One of three current Yanks to be active members of their previous World Series team in 2009, Robertson has been a terrific pickup — coming with fellow reliever Tommy Kahnle and third baseman Todd Frazier from the White Sox — since returning to the Bronx at the trade deadline. He’d posted a 1.03 ERA over 30 games down the stretch of the regular season, and a 1.64 ERA through his first six postseason appearance­s.

Not this time. The overdue Astros’ lineup knocked him around — Altuve’s homer, plus a hard-hit double by Carlos Correa, a single by Yuli Gurriel and a two-run double by Alex Bregman. It was the first time in Robertson’s 10-year career that he allowed at least four hits without recording an out.

“I think they were just all over me,” he said. “They had the lead. They had the crowd behind them and every good pitch I made got hit. That’s baseball. They’re a good team. They wouldn’t be here if they weren’t. Tomorrow is Game 7 and we’ll come back and be ready to go again.”

Girardi probably should have pulled Robertson a batter or two earlier once Houston had extended the lead to further preserve him for Saturday. The righty has made seven appearance­s and logged 11 innings already during this October run, yet he insisted that he will be among those “ready to go” as the Yanks look to improve to 5-0 in eliminatio­n games in the playoffs.

“Yeah, I only think I threw 12 pitches,” Robertson said. “I didn’t get an out, but I gave everything I had. They just got me today.”

Notably, Chad Green recorded seven outs in relief of Luis Severino bridging the fifth and seventh innings, likely burning him for Game 7, as well.

“Maybe in an emergency, but I don’t know right now,” Green said after the game.

Girardi admitted as much afterward, but surmised he’ll “have everyone else, though.”

Betances at least mopped up and tossed a scoreless inning in relief of Robertson, but the odds of him being entrusted with any high-leverage innings on Saturday — or should the Yanks move on to face the Dodgers — still appear slim.

The Yanks’ pen had been an expected strength and the projected advantage in this series over what Houston manager A.J. Hinch has been dealing with from the other dugout, even using closer Ken Giles for 23 pitches with a sixrun lead in the ninth. Who knows if co-aces Dallas Keuchel and the “superhuman” Verlander, as his manager called him, will be used out of their pen in Game 7.
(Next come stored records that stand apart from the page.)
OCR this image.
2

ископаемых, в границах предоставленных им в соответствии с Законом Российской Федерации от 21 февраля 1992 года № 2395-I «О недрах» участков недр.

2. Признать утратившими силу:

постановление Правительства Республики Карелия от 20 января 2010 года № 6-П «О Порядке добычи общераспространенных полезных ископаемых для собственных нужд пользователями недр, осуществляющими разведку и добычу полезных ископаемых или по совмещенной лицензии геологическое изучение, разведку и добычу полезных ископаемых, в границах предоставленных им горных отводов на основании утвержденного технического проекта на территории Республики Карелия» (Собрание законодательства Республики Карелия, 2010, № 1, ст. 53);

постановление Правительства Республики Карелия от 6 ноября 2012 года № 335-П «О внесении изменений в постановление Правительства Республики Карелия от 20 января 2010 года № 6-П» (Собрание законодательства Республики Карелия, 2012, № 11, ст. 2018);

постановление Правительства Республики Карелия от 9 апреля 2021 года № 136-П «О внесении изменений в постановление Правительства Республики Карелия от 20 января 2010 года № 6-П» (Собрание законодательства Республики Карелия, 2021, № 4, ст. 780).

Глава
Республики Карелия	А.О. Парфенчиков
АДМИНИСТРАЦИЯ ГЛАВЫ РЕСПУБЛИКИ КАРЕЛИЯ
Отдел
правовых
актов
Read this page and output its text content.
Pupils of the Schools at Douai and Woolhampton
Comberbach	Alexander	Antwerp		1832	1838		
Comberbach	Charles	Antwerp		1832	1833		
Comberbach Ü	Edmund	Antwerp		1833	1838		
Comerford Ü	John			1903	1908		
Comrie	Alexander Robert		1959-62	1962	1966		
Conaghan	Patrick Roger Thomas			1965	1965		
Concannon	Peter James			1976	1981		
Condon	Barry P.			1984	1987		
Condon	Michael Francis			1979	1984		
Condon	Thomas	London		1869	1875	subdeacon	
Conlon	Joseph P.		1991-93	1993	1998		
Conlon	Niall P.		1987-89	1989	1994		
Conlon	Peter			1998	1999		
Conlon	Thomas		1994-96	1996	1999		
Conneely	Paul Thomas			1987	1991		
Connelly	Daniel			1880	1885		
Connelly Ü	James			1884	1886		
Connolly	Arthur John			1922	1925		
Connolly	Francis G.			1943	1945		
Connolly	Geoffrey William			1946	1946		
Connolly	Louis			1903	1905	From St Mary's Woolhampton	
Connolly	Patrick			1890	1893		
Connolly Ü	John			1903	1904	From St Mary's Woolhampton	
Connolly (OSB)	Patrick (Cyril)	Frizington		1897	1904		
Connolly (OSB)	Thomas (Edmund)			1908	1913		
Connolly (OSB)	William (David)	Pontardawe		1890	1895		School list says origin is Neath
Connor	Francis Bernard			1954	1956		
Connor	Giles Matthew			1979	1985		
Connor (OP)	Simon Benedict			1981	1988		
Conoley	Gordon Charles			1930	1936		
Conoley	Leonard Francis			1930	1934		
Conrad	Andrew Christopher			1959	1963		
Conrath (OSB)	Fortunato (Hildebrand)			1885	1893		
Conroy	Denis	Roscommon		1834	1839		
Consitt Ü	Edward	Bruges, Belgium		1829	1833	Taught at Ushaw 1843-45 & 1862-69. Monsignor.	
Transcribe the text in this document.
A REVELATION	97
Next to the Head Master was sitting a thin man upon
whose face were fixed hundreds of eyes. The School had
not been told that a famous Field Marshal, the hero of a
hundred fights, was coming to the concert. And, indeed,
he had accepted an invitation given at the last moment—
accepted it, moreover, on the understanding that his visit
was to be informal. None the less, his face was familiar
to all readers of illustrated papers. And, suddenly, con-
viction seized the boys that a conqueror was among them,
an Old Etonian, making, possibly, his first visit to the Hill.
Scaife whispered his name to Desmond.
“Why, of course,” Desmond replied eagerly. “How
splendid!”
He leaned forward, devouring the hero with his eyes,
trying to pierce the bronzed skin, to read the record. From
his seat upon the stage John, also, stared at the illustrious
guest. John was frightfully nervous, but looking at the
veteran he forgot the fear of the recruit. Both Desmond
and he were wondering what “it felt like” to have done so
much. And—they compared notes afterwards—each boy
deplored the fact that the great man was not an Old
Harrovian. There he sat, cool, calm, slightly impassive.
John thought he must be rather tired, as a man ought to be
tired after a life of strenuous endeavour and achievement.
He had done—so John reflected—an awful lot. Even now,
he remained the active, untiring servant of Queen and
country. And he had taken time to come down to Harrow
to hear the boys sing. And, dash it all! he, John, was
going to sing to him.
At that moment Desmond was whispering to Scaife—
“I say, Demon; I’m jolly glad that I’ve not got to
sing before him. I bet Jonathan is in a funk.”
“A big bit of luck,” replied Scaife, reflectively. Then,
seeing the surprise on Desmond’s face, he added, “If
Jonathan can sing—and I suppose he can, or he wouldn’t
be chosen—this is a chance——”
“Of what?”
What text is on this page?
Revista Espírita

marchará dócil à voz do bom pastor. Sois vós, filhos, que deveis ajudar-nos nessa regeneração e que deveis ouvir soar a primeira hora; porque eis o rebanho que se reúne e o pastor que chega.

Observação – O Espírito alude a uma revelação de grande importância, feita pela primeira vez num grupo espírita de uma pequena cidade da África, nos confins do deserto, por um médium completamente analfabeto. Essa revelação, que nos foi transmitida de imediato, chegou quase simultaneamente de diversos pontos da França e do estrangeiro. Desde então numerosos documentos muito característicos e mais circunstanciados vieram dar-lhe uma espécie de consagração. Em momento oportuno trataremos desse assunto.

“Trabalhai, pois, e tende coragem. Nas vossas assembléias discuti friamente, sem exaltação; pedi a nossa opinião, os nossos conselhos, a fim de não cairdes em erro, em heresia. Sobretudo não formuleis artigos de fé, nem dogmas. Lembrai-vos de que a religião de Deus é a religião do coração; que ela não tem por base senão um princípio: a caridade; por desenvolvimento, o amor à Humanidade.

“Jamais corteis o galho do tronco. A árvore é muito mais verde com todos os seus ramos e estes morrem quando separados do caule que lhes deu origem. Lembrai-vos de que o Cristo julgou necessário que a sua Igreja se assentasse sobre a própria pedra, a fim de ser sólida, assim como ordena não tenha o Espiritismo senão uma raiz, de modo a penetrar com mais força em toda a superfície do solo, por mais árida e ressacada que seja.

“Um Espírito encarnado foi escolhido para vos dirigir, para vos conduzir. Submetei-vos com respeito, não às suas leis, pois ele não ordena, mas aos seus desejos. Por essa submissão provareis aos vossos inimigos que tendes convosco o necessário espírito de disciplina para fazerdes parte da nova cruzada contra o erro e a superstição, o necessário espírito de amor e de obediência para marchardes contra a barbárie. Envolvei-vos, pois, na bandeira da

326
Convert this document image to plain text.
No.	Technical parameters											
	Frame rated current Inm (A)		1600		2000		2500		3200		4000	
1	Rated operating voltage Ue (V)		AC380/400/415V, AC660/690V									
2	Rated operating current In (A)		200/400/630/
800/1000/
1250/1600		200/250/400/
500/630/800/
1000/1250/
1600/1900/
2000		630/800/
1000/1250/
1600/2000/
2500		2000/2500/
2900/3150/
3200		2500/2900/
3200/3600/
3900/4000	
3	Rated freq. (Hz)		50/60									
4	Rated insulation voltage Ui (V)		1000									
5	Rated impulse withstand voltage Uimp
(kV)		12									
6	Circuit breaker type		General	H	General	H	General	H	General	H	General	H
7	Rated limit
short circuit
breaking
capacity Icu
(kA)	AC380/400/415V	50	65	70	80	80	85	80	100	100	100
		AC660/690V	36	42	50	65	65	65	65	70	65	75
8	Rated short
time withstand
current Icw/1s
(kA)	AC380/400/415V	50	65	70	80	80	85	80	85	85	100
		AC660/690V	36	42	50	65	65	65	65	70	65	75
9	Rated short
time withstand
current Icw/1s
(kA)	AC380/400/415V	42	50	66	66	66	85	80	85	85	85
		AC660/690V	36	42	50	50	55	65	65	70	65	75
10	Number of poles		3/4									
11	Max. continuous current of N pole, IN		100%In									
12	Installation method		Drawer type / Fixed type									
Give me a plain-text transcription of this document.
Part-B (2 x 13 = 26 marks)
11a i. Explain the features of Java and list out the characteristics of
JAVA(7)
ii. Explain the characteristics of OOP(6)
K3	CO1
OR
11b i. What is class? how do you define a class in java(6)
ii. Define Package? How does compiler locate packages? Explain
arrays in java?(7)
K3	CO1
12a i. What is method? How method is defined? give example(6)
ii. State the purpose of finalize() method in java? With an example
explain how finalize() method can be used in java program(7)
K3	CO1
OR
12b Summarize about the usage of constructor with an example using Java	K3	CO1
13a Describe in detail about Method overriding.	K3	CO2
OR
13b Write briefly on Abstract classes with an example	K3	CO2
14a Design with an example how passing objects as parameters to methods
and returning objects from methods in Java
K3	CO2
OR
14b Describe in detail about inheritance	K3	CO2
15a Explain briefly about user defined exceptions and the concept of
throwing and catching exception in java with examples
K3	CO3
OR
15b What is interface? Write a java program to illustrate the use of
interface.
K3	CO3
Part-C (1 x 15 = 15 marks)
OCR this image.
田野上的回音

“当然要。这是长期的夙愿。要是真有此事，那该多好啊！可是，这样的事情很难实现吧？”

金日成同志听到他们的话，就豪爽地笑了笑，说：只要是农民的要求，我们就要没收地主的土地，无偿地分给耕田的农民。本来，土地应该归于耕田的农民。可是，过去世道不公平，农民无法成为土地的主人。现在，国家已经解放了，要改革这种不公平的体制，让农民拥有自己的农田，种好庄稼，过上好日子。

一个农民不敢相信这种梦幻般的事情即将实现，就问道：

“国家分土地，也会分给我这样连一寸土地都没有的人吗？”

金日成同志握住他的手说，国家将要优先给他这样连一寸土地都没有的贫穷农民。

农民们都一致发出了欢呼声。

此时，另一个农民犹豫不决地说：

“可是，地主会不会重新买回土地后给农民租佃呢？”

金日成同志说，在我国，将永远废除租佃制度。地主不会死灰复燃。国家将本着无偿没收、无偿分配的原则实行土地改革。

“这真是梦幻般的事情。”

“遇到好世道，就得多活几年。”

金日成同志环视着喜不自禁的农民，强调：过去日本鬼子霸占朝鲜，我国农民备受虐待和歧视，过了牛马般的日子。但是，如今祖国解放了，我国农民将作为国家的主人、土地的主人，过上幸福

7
“There was no tomorrow, so we didn’t have the luxury of limping into that inning,” Hinch said. “We’ve seen how these guys can explode in these innings. We just wanted the three outs. We wanted to shake hands and get to tomorrow.”

Robertson, on this night, couldn’t get the Yanks to the ninth within two runs. Betances once again wasn’t even trusted with that opportunit­y.